Son yıllarda küresel düzeyde artan jeopolitik riskler, yatırımcıların altına yönelik ilgisini önemli ölçüde artırdı.
Rusya-Ukrayna Savaşı, İsrail’in Gazze’ye yönelik saldırıları ve ABD ile Çin arasında oluşan ticaret gerilimleri gibi unsurlar, yatırımcıları “güvenli liman” olarak görülen altına yönlendiren başlıca faktörler arasında yer aldı.
Bireysel yatırımcı talebinin yanı sıra merkez bankalarının alım faaliyetleri, geçen ay altının ons fiyatının 4 bin 300 doların üzerine çıkmasını sağladı. Bu süreçte gram altının değeri de 5 bin 800 lira seviyelerine ulaşarak dikkat çekti.
Altın, finansal yatırım araçlarından ayrışıyor
Küresel olayların etkisiyle birlikte altın, Türkiye İstatistik Kurumu (TÜİK) tarafından reel getirileri incelenen finansal yatırım araçları arasında öne çıktı.
Ekim ayında külçe altın, yıllık bazda yüzde 87,27 nominal getiri elde ederek mevduat faizi, dolar, avro, devlet iç borçlanma senetleri (DİBS) ve BIST 100 endeksi gibi diğer yatırım araçlarını geride bıraktı.
Yıllık bazda TÜFE ile değerlendirildiğinde altının reel getirisi yüzde 40,94, Yİ-ÜFE ile değerlendirildiğinde ise yüzde 47,46 olarak ortaya çıktı.
Yİ-ÜFE ile değerlendirildiğinde elde edilen yüzde 47,46’lık kazanç, son 61 ayda altının sağladığı en yüksek reel getiri olarak kayıtlara geçti.

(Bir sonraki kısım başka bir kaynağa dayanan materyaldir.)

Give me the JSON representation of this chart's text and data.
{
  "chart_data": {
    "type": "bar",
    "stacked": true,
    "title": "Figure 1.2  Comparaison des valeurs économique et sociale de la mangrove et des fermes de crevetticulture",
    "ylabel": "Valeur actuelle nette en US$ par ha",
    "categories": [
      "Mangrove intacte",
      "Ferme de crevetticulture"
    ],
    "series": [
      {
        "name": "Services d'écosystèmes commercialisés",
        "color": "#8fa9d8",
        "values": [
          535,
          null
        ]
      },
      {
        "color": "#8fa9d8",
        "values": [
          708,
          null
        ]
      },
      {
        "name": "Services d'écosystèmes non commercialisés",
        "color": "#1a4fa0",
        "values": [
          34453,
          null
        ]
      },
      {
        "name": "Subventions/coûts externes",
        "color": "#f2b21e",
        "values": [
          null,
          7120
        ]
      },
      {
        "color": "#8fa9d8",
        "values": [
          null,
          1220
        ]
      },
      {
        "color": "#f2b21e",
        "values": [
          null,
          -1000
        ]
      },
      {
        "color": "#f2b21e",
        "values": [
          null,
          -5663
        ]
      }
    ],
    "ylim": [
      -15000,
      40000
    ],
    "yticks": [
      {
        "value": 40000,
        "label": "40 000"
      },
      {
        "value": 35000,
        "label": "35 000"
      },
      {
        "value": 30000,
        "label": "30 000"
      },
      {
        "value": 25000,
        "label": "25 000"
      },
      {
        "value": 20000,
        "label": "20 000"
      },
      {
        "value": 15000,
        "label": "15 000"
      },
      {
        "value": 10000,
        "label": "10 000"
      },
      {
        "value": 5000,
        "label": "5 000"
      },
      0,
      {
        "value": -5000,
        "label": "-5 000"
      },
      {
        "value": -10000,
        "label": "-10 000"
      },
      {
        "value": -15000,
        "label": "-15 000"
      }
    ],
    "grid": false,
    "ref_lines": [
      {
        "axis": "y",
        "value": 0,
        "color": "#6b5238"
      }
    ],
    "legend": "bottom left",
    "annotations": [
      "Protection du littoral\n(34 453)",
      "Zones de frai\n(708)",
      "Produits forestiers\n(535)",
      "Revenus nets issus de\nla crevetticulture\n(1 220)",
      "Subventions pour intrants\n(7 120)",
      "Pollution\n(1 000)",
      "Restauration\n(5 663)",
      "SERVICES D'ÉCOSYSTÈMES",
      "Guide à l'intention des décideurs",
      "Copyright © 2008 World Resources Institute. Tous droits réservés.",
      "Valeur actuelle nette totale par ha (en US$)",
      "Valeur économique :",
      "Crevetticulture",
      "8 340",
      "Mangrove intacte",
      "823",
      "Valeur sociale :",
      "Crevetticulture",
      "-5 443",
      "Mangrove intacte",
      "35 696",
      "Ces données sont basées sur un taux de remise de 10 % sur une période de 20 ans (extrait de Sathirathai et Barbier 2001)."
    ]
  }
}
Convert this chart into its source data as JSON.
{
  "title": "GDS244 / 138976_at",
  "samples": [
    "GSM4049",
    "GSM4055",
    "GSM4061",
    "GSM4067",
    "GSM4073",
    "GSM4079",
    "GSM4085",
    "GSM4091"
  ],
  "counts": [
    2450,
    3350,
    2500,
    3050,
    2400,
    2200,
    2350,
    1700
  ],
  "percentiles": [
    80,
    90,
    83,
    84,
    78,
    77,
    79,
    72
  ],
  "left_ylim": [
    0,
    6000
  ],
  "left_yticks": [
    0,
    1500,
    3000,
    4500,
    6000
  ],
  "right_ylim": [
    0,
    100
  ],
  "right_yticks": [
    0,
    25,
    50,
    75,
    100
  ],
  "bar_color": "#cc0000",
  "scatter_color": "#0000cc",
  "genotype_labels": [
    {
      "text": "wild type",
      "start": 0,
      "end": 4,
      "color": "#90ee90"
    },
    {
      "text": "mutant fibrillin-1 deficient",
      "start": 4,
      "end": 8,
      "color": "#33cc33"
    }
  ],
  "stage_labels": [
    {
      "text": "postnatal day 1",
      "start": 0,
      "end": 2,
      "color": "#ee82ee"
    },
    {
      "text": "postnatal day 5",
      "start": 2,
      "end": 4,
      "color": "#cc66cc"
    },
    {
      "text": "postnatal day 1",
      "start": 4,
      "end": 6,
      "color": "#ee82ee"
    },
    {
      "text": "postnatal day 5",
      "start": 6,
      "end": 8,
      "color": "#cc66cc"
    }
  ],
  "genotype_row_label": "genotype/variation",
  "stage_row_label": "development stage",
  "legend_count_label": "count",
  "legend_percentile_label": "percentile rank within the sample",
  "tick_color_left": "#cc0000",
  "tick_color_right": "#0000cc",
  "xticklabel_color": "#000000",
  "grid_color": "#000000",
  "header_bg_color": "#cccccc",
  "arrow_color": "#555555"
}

En son Eylül 2020’de yüzde 47,64 civarında bir getiri sağlayan külçe altın, uzun bir süre yüzde 40’ların üzerine çıkamamış ve Kasım 2022’de yıllık bazda yüzde 30’u aşan kayıplara neden olmuştu.
Külçe altın, bu 61 aylık dönemin 26’sında yıllık bazda yatırımcısına reel getiri sağlayamazken, 35 ayında olumlu bir performans sergiledi.
Finansal yatırım araçlarının reel getirilerinin hesaplanmaya başlandığı 1997 yılından bu yana Yİ-ÜFE ile değerlendirildiğinde külçe altının en yüksek reel getirisi, yüzde 54,32 ile Mayıs 2006’da gerçekleşti.